Sharma had collated the mobile phone records of the five
lakh calls made during the relevant period (from two companies at the time
– AT&T and Cellforce) and had submitted this, on CD, to his superiors. A
copy was also submitted to the Nanavati-Shah Commission when Sharma
deposed before it. In an application to the SIT on November 14, 2009, CJP
and witnesses pointed out that the testimony of this officer and the
evidence he had elicited and presented (also available with the SIT) would
be critical in the Gulberg trial as well. Specifically, this evidence
would be critical in corroborating phone calls made by the accused,
influential politicians, victims, etc and in evaluating the effectiveness
of the state’s response.
In a letter to the then police commissioner, KR Kaushik,
dated June 4, 2002, a copy of which Sharma produced before the commission,
he detailed the questionable manner in which investigations into these
three cases were being carried out.
The SIT’s response to these requests demonstrates a
studied unconcern.
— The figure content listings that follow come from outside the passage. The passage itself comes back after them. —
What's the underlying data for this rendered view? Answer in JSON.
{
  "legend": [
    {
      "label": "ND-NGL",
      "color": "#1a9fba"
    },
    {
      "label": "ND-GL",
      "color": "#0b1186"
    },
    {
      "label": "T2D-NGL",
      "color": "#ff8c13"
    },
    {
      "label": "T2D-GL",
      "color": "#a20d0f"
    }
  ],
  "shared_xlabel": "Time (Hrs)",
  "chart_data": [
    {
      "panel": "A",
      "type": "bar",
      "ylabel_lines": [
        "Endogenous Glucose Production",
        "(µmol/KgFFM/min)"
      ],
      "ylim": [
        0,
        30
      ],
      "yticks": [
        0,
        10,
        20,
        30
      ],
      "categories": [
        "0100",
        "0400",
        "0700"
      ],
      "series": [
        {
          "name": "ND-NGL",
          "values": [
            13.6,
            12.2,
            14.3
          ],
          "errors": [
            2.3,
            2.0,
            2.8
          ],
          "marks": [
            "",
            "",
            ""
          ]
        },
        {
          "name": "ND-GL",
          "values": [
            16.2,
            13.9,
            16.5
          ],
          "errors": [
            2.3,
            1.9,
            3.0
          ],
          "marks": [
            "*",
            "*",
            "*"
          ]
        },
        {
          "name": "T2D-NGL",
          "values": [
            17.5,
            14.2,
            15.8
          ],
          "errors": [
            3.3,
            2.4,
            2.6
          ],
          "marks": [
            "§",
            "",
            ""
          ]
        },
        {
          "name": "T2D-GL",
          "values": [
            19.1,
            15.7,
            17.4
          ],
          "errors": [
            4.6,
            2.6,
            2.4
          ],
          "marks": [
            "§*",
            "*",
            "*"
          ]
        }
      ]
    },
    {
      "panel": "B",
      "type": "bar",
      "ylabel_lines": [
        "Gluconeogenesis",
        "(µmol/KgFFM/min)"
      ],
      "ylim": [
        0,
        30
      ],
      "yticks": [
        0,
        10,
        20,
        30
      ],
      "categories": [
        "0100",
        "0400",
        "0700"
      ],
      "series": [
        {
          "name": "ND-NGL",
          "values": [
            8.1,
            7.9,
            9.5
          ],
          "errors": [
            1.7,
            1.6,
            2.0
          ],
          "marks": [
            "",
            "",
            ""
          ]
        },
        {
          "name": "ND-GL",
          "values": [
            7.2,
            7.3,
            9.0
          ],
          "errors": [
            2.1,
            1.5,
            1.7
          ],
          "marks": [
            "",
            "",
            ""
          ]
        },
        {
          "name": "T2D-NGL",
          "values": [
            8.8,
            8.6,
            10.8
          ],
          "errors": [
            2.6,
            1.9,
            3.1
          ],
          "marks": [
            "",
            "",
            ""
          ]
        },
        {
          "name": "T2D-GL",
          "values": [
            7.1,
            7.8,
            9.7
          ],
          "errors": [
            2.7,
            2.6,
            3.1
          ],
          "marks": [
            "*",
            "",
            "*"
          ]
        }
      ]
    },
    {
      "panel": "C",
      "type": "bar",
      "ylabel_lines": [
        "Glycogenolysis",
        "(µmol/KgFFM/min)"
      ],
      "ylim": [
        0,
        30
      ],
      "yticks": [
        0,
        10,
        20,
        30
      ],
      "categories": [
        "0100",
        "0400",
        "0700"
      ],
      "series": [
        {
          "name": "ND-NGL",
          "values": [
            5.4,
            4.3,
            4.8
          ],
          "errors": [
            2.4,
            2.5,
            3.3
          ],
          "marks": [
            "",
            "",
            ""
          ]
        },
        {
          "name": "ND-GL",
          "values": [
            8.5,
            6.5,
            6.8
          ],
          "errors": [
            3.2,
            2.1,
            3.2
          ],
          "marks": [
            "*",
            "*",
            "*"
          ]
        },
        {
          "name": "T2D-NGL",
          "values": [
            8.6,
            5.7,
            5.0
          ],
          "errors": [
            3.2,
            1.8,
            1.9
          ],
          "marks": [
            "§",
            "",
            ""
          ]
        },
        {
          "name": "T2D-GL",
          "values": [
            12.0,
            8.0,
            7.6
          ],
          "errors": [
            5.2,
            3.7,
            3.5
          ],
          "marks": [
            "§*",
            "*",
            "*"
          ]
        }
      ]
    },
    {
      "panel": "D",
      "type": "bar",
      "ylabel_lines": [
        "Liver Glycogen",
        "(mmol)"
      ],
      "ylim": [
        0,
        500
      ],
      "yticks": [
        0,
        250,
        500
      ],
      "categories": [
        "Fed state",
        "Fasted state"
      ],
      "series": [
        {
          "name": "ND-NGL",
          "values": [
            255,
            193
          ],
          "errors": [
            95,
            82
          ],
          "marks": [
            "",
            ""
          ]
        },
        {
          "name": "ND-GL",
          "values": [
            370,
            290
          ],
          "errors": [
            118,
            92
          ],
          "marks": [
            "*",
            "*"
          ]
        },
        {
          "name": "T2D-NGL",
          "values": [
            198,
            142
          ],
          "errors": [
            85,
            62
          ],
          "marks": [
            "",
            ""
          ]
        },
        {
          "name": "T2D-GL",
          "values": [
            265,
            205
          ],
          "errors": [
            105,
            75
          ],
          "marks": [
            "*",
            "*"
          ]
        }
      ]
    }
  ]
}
When asked about the phone records of Ahsan Jaffri, the
SIT said that the records of phone calls made from the landline of the
brutally slain former parliamentarian “have been destroyed”. Since
November 2, 2009, at least three crucial eyewitnesses have deposed that
Jaffri made frantic calls in vain. When he called the chief minister, he
was abused by the latter, after which he decided to give himself up to the
mob so that other innocent lives may be saved.
The SIT could have been systematic in its investigations
and delved into how and why Jaffri’s records were destroyed, by whom and
under whose instructions or orders. On May 9 and 28, 2008, when Teesta
Setalvad deposed before the SIT, she had stressed the need for the SIT to
investigate the contents of the CD and especially Jaffri’s phone records.
This reluctance on the part of the SIT to get to the
bottom of critical communications between those in power, those in
responsible positions of law enforcement and administration and key
accused who guided, led attacks and ensured that killings, rape and arson
took place appears to stem from a calculated design to shield, not punish,
the guilty.
The SIT has been as tardy in investigating station diary
entries, phone call records and fire brigade registers.
The singular lack of investigation has to be viewed in the
context of the fact that the SIT’s main investigation officers, Geeta
Johri, Shivanand Jha and Ashish Bhatia, are all Gujarat-cadre officers who
were subordinate and answerable to those accused of mass murder and
criminal conspiracy. They are also in the service of and under the control
of the Gujarat government which, for obvious reasons, has resisted any
form of investigation into the riots.
With the March 15 decision of the apex court to seriously
investigate the allegations of unprofessional functioning by the SIT, hope
has again blossomed for the beleaguered victims of the Gujarat carnage.